De manera lamentable ha pasado a ser parte de la cotidianidad y se deja de lado que es una conducta delictiva, materializada en amenazas, golpes y agresiones emocionales, que causan situaciones de extrema angustia o secuelas en el cuerpo o en la salud física o mental de la víctima. Se considera violencia intrafamiliar desde el empleo de la fuerza física, hasta el acoso o la intimidación.
En Colombia una de cada tres víctimas que acudieron el año pasado a Medicina Legal por lesiones fue atacada por un allegado. De los 303 mil colombianos que el año pasado tuvieron que ir a Medicina Legal por lesiones personales, casi 94 mil fueron atacados por sus propios familiares. Es decir, 257 cada día y más de 10 cada hora. Más de la mitad de las víctimas fueron mujeres, y la mayoría de ellas fueron atacadas por alguien de su entorno más cercano, según lo revela ’Forensis 2009’, el estudio sobre la violencia en Colombia que cada año elabora el Instituto de Medicina Legal.

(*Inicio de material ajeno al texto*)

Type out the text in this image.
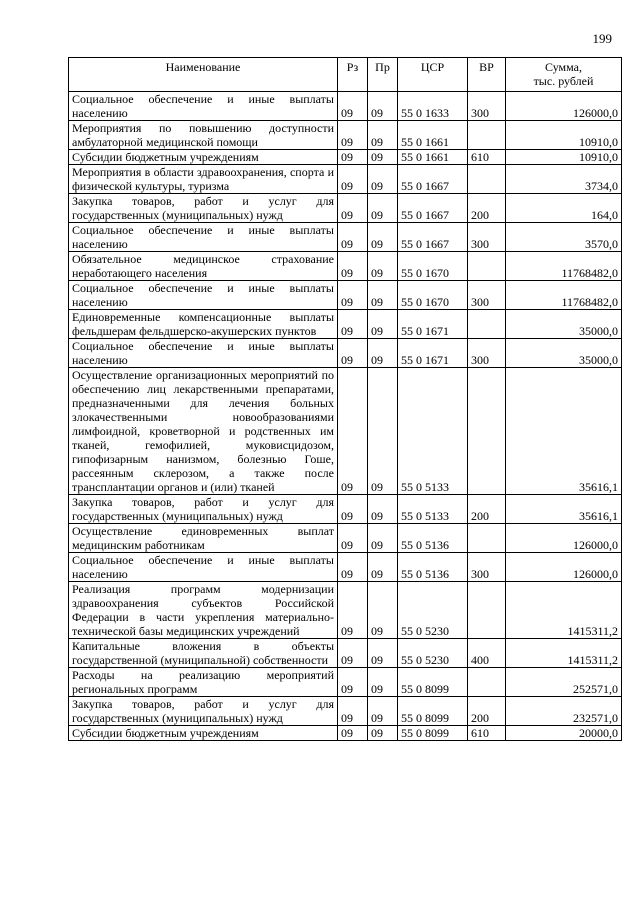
199
Наименование	Рз	Пр	ЦСР	ВР	Сумма,
тыс. рублей
Социальное обеспечение и иные выплаты населению	09	09	55 0 1633	300	126000,0
Мероприятия по повышению доступности амбулаторной медицинской помощи	09	09	55 0 1661		10910,0
Субсидии бюджетным учреждениям	09	09	55 0 1661	610	10910,0
Мероприятия в области здравоохранения, спорта и физической культуры, туризма	09	09	55 0 1667		3734,0
Закупка товаров, работ и услуг для государственных (муниципальных) нужд	09	09	55 0 1667	200	164,0
Социальное обеспечение и иные выплаты населению	09	09	55 0 1667	300	3570,0
Обязательное медицинское страхование неработающего населения	09	09	55 0 1670		11768482,0
Социальное обеспечение и иные выплаты населению	09	09	55 0 1670	300	11768482,0
Единовременные компенсационные выплаты фельдшерам фельдшерско-акушерских пунктов	09	09	55 0 1671		35000,0
Социальное обеспечение и иные выплаты населению	09	09	55 0 1671	300	35000,0
Осуществление организационных мероприятий по обеспечению лиц лекарственными препаратами, предназначенными для лечения больных злокачественными новообразованиями лимфоидной, кроветворной и родственных им тканей, гемофилией, муковисцидозом, гипофизарным нанизмом, болезнью Гоше, рассеянным склерозом, а также после трансплантации органов и (или) тканей	09	09	55 0 5133		35616,1
Закупка товаров, работ и услуг для государственных (муниципальных) нужд	09	09	55 0 5133	200	35616,1
Осуществление единовременных выплат медицинским работникам	09	09	55 0 5136		126000,0
Социальное обеспечение и иные выплаты населению	09	09	55 0 5136	300	126000,0
Реализация программ модернизации здравоохранения субъектов Российской Федерации в части укрепления материально-технической базы медицинских учреждений	09	09	55 0 5230		1415311,2
Капитальные вложения в объекты государственной (муниципальной) собственности	09	09	55 0 5230	400	1415311,2
Расходы на реализацию мероприятий региональных программ	09	09	55 0 8099		252571,0
Закупка товаров, работ и услуг для государственных (муниципальных) нужд	09	09	55 0 8099	200	232571,0
Субсидии бюджетным учреждениям	09	09	55 0 8099	610	20000,0
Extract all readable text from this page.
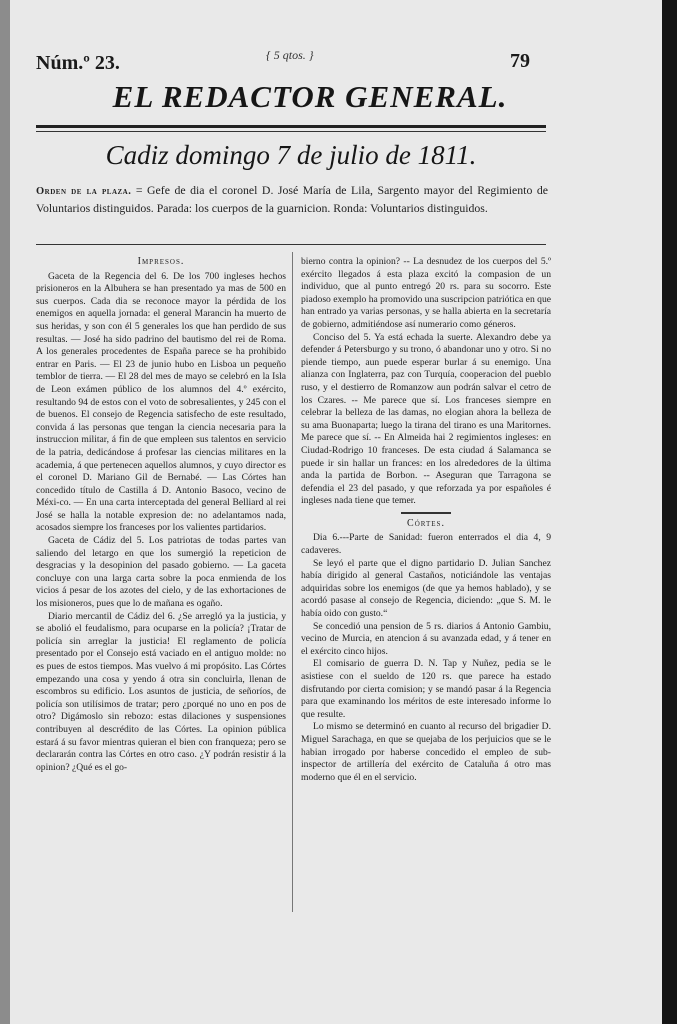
Núm.º 23.	{ 5 qtos. }	79
EL REDACTOR GENERAL.
Cadiz domingo 7 de julio de 1811.
Orden de la plaza. = Gefe de dia el coronel D. José María de Lila, Sargento mayor del Regimiento de Voluntarios distinguidos. Parada: los cuerpos de la guarnicion. Ronda: Voluntarios distinguidos.
Impresos.

Gaceta de la Regencia del 6. De los 700 ingleses hechos prisioneros en la Albuhera se han presentado ya mas de 500 en sus cuerpos. Cada dia se reconoce mayor la pérdida de los enemigos en aquella jornada: el general Marancin ha muerto de sus heridas, y son con él 5 generales los que han perdido de sus resultas. — José ha sido padrino del bautismo del rei de Roma. A los generales procedentes de España parece se ha prohibido entrar en Paris. — El 23 de junio hubo en Lisboa un pequeño temblor de tierra. — El 28 del mes de mayo se celebró en la Isla de Leon exámen público de los alumnos del 4.º exército, resultando 94 de estos con el voto de sobresalientes, y 245 con el de buenos. El consejo de Regencia satisfecho de este resultado, convida á las personas que tengan la ciencia necesaria para la instruccion militar, á fin de que empleen sus talentos en servicio de la patria, dedicándose á profesar las ciencias militares en la academia, á que pertenecen aquellos alumnos, y cuyo director es el coronel D. Mariano Gil de Bernabé. — Las Córtes han concedido título de Castilla á D. Antonio Basoco, vecino de Méxi-co. — En una carta interceptada del general Belliard al rei José se halla la notable expresion de: no adelantamos nada, acosados siempre los franceses por los valientes partidarios.

Gaceta de Cádiz del 5. Los patriotas de todas partes van saliendo del letargo en que los sumergió la repeticion de desgracias y la desopinion del pasado gobierno. — La gaceta concluye con una larga carta sobre la poca enmienda de los vicios á pesar de los azotes del cielo, y de las exhortaciones de los misioneros, pues que lo de mañana es ogaño.

Diario mercantil de Cádiz del 6. ¿Se arregló ya la justicia, y se abolió el feudalismo, para ocuparse en la policía? ¡Tratar de policía sin arreglar la justicia! El reglamento de policía presentado por el Consejo está vaciado en el antiguo molde: no es pues de estos tiempos. Mas vuelvo á mi propósito. Las Córtes empezando una cosa y yendo á otra sin concluirla, llenan de escombros su edificio. Los asuntos de justicia, de señoríos, de policía son utilísimos de tratar; pero ¿porqué no uno en pos de otro? Digámoslo sin rebozo: estas dilaciones y suspensiones contribuyen al descrédito de las Córtes. La opinion pública estará á su favor mientras quieran el bien con franqueza; pero se declararán contra las Córtes en otro caso. ¿Y podrán resistir á la opinion? ¿Qué es el go-

bierno contra la opinion? -- La desnudez de los cuerpos del 5.º exército llegados á esta plaza excitó la compasion de un individuo, que al punto entregó 20 rs. para su socorro. Este piadoso exemplo ha promovido una suscripcion patriótica en que han entrado ya varias personas, y se halla abierta en la secretaría de gobierno, admitiéndose así numerario como géneros.

Conciso del 5. Ya está echada la suerte. Alexandro debe ya defender á Petersburgo y su trono, ó abandonar uno y otro. Si no piende tiempo, aun puede esperar burlar á su enemigo. Una alianza con Inglaterra, paz con Turquía, cooperacion del pueblo ruso, y el destierro de Romanzow aun podrán salvar el cetro de los Czares. -- Me parece que sí. Los franceses siempre en celebrar la belleza de las damas, no elogian ahora la belleza de su ama Buonaparta; luego la tirana del tirano es una Maritornes. Me parece que sí. -- En Almeida hai 2 regimientos ingleses: en Ciudad-Rodrigo 10 franceses. De esta ciudad á Salamanca se puede ir sin hallar un frances: en los alrededores de la última anda la partida de Borbon. -- Aseguran que Tarragona se defendia el 23 del pasado, y que reforzada ya por españoles é ingleses nada tiene que temer.

Córtes.

Dia 6.---Parte de Sanidad: fueron enterrados el dia 4, 9 cadaveres.

Se leyó el parte que el digno partidario D. Julian Sanchez había dirigido al general Castaños, noticiándole las ventajas adquiridas sobre los enemigos (de que ya hemos hablado), y se acordó pasase al consejo de Regencia, diciendo: „que S. M. le había oido con gusto.“

Se concedió una pension de 5 rs. diarios á Antonio Gambiu, vecino de Murcia, en atencion á su avanzada edad, y á tener en el exército cinco hijos.

El comisario de guerra D. N. Tap y Nuñez, pedia se le asistiese con el sueldo de 120 rs. que parece ha estado disfrutando por cierta comision; y se mandó pasar á la Regencia para que examinando los méritos de este interesado informe lo que resulte.

Lo mismo se determinó en cuanto al recurso del brigadier D. Miguel Sarachaga, en que se quejaba de los perjuicios que se le habian irrogado por haberse concedido el empleo de sub-inspector de artillería del exército de Cataluña á otro mas moderno que él en el servicio.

Muchos no saben qué hacer ni a dónde acudir cuando se es víctima de violencia intrafamiliar. En Colombia existen dos acciones posibles: Administrativa o Civil y Penal.
La primera de ellas está representada en las Medidas de Protección que confieren los Comisarios de Familia en primera instancia y/o un Juez Promiscuo Municipal y lo que buscan es proteger a la víctima y a su núcleo familiar en su integridad física, emocional y preservar sus bienes. Estas medidas de protección no son específicas, pueden ir desde la conminación hasta el desalojo del agresor de su residencia familiar. Tratándose de la acción penal, que le corresponde a la Fiscalía General de la Nación, su ejercicio va encaminado al restablecimiento inmediato de derechos de la víctima, su protección y la sanción punitiva del agresor.
En los casos de violencia intrafamiliar que constituya delito, se puede hacer una denuncia penal ante cualquier Unidad de Reacción Inmediata, URI, Salas de Atención al Usuario, SAU o autoridad de Policía. La víctima tiene derecho a ser conducida hasta un centro asistencial, a ser acompañada por la Policía hasta un lugar seguro o hasta su hogar con el fin de retirar sus pertenencias y ser asesorada para la preservación de los actos de violencia, e informada sobre sus derechos y los servicios gubernamentales y privados para las víctimas de este tipo de violencia.
Recuerde que la violencia y el maltrato en el ámbito familiar es un problema social, en el cual no hay respeto o tolerancia por el otro. No debe considerarlo como algo normal o que debe dejarse pasar. Tome las acciones pertinentes en caso de ser víctima de este delito.